Caution: Terms like “default,” “nonpayment,” and “demand” are not always interchangeable legally. A misunderstanding of the triggering event can materially change the accrual date and therefore the deadline.

Statute citation

Michigan’s general/default limitation period is 6 years, stated in:

  • **MCL § 767.24(1)

Jurisdiction source authority provided: https://www.michigan.gov.

Use the calculator

Use DocketMath’s statute-of-limitations tool to compute a deadline using Michigan’s 6-year general period under MCL § 767.24(1).

Go to DocketMath

Start here: **/tools/statute-of-limitations

What to enter

To get a useful output, enter dates that match how you define accrual in your matter:

  • Accrual/claim start date (when the claim first became actionable)
  • Jurisdiction: **Michigan (US-MI)
  • Filing date (optional but recommended for timeliness comparison)

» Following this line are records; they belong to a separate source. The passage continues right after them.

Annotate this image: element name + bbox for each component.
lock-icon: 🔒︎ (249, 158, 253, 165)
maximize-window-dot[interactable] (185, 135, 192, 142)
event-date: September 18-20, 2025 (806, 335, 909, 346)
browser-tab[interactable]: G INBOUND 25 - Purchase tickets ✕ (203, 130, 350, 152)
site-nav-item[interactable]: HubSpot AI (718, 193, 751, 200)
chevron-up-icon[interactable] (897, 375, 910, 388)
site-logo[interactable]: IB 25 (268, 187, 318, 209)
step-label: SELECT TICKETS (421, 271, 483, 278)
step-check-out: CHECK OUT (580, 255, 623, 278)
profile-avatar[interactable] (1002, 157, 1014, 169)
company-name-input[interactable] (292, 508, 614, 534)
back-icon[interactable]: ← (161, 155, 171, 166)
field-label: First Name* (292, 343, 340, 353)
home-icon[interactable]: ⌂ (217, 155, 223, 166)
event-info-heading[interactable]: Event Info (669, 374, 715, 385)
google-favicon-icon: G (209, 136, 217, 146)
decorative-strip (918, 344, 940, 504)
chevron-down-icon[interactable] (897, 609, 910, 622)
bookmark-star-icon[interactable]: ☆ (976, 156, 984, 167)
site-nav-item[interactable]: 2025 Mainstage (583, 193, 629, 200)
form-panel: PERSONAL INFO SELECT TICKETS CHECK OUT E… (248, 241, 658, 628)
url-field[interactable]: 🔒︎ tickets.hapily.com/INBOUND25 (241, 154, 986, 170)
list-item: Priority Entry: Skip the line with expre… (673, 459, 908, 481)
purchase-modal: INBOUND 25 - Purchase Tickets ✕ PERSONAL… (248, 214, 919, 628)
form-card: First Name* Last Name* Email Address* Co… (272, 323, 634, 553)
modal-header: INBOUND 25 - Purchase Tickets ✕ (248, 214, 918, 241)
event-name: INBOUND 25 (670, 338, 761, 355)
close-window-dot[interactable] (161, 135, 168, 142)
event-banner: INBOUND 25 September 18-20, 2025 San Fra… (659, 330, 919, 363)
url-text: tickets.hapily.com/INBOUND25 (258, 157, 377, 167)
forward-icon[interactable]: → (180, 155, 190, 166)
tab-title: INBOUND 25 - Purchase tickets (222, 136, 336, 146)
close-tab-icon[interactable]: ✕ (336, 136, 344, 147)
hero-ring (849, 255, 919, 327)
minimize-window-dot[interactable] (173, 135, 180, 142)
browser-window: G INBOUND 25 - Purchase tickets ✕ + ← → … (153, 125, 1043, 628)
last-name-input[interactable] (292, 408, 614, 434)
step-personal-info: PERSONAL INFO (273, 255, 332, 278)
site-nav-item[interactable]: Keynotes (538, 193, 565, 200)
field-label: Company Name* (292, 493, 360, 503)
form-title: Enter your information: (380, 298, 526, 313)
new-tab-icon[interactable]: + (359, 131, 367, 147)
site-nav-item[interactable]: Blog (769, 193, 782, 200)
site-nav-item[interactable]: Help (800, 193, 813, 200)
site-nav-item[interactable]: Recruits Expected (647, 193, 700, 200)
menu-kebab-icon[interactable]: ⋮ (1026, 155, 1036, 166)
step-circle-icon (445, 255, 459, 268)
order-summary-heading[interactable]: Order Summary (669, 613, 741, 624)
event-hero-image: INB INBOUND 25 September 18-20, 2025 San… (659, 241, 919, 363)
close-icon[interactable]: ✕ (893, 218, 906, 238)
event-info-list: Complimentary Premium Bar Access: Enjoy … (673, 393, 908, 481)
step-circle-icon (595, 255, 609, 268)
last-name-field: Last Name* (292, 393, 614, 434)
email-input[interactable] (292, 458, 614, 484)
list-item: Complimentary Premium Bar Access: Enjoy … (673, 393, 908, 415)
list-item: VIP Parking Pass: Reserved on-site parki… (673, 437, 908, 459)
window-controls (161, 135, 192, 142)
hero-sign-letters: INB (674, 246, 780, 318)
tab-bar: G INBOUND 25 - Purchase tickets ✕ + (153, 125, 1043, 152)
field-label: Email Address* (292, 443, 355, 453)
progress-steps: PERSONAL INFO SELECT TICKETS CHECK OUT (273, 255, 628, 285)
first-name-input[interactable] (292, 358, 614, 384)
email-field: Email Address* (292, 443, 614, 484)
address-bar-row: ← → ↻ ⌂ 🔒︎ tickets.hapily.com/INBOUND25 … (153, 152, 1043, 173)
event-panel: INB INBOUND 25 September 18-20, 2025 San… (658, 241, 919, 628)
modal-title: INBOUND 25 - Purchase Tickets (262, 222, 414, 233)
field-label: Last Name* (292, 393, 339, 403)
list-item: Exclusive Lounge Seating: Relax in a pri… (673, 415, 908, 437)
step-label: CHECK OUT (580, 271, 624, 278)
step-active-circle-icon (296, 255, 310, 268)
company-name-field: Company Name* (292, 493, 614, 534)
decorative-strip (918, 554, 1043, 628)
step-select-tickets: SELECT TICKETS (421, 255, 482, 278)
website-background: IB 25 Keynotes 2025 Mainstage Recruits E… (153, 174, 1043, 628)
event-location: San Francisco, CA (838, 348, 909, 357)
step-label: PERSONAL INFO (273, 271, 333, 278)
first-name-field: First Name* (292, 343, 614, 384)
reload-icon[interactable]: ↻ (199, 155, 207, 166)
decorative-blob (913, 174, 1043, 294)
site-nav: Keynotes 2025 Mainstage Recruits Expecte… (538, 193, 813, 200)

What the output typically does

The calculator generally:

  • Applies the 6-year baseline period (MCL § 767.24(1))
  • Produces a computed deadline date
  • Lets you compare that deadline to your planned filing date (or another selected date)

How outputs change as inputs change

The largest impact usually comes from:

  • Accrual date: shifts the entire 6-year window
  • Filing/target date: determines whether you fall inside or outside the window

Pitfall: Entering the date of the last unpaid invoice instead of the date the claim actually became actionable can produce a misleading deadline.